Отец Пафнутий развернул грамоту и, расправив, положил на край стола, куда сверху от высокого открытого оконца широким снопом падал свет, клубясь от пылинок.
— «Государыни и княгини великие, да буде благословение божие на вас, — начал читать отец Пафнутий, водя толстым волосатым пальцем по строкам. — Толика моя печаль и скорбенье душевное, что и словес не имею.
Благо вам, прежде сего горького часа отъехавшим, а нам горше видеть печаль на людях, стенания и скорбь неутешимую. Покарал господь нас за грехи наши и в один день весь град, посады, казну и товары огнем истребил. И не токмо все в граде, что от древес, сгорело, но и церкви каменные распались и стены градные каменные во многих местах упали. А людей многое множество огнем пожгло: и священников, и иноков, и инокинь, и прочих мужей и жен, и детей, понеже бо отселе из града огонь губителен, а из заградия страх от татар; никто не смел за стену выбежать страха ради пред татарами.
Когда же огонь пожрал все и стало ведомо всем, что вы, княгини великие, с детьми и боярами своими ушли, гражане в великой скорби и волнении были, видят, что и остальные богатые все да знатные из града сгоревшего бежать хотят.
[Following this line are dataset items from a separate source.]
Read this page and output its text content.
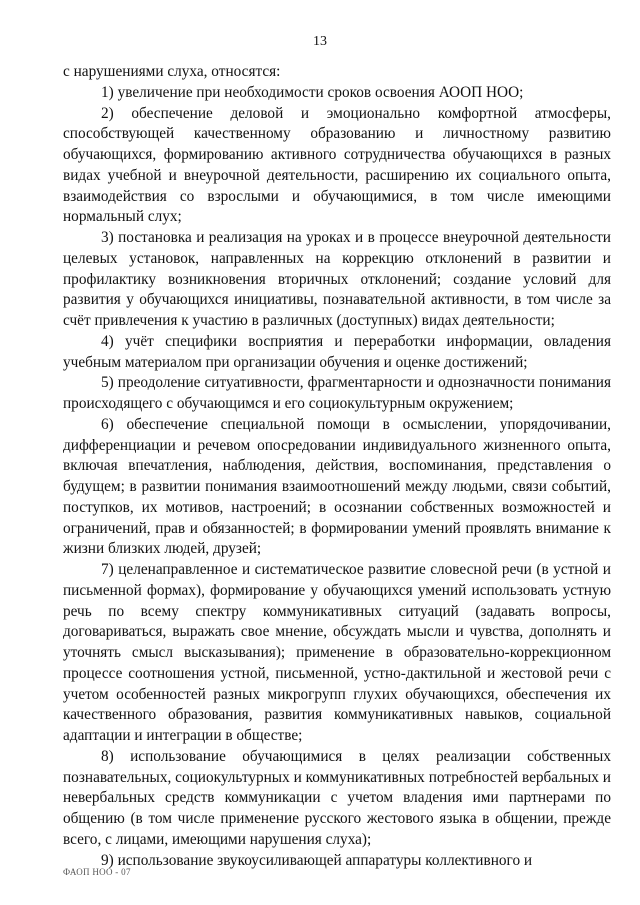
13

с нарушениями слуха, относятся:

1) увеличение при необходимости сроков освоения АООП НОО;

2) обеспечение деловой и эмоционально комфортной атмосферы, способствующей качественному образованию и личностному развитию обучающихся, формированию активного сотрудничества обучающихся в разных видах учебной и внеурочной деятельности, расширению их социального опыта, взаимодействия со взрослыми и обучающимися, в том числе имеющими нормальный слух;

3) постановка и реализация на уроках и в процессе внеурочной деятельности целевых установок, направленных на коррекцию отклонений в развитии и профилактику возникновения вторичных отклонений; создание условий для развития у обучающихся инициативы, познавательной активности, в том числе за счёт привлечения к участию в различных (доступных) видах деятельности;

4) учёт специфики восприятия и переработки информации, овладения учебным материалом при организации обучения и оценке достижений;

5) преодоление ситуативности, фрагментарности и однозначности понимания происходящего с обучающимся и его социокультурным окружением;

6) обеспечение специальной помощи в осмыслении, упорядочивании, дифференциации и речевом опосредовании индивидуального жизненного опыта, включая впечатления, наблюдения, действия, воспоминания, представления о будущем; в развитии понимания взаимоотношений между людьми, связи событий, поступков, их мотивов, настроений; в осознании собственных возможностей и ограничений, прав и обязанностей; в формировании умений проявлять внимание к жизни близких людей, друзей;

7) целенаправленное и систематическое развитие словесной речи (в устной и письменной формах), формирование у обучающихся умений использовать устную речь по всему спектру коммуникативных ситуаций (задавать вопросы, договариваться, выражать свое мнение, обсуждать мысли и чувства, дополнять и уточнять смысл высказывания); применение в образовательно-коррекционном процессе соотношения устной, письменной, устно-дактильной и жестовой речи с учетом особенностей разных микрогрупп глухих обучающихся, обеспечения их качественного образования, развития коммуникативных навыков, социальной адаптации и интеграции в обществе;

8) использование обучающимися в целях реализации собственных познавательных, социокультурных и коммуникативных потребностей вербальных и невербальных средств коммуникации с учетом владения ими партнерами по общению (в том числе применение русского жестового языка в общении, прежде всего, с лицами, имеющими нарушения слуха);

9) использование звукоусиливающей аппаратуры коллективного и

ФАОП НОО - 07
Чернь же, совокупившись в силу единую, начала стены ставить упавшие, врата градные из бревен рубить новые, а хотящих бежать начали бить и ковать в цепи. Так сразу волнение и остановили, и все гражане стали град крепить, а собе пристрой домовные строить, дабы в осаде жить где было. Поганых же агарян с часу на час ждем.
Болью и скорбью душа моя истязаема, слезы ми очи застилают, как помыслю о вас и княжичах, о князе великом, о граде и всей земле Московской. Спаси, господи, и помилуй люди твоя! Ко благому деянию настави и на путь спасения направи. Аминь.
Раб божий Александр челом бьет».
Голос отца Пафнутия, медленно разбиравшего слова, дрожал и не раз пресекался от волнения, а княгини и прочие плакали.
Вдруг Софья Витовтовна в гневе великом топнула об пол ногой и воскликнула:
— А все зло от Шемяки идет окаянного! Тогда бы на свадьбе Василья не отымать надо было у Васьки Косого великокняжий пояс-то, а удавить их поясом этим обоих с Шемякой!..
Глава 3. У татар
Василий Васильевич проснулся от нестерпимой боли. Жгло ему затылок и шею, а в пальцах правой руки, как ножами, резало. Открыв глаза, увидел он, что лежит на полу монастырской кельи. Серый еще рассвет, словно в щель, мутной полосой врывается в длинное узенькое окошечко, пробитое в толстой каменной стене. В углу, против князя, висит темный образ и теплится синяя лампадка.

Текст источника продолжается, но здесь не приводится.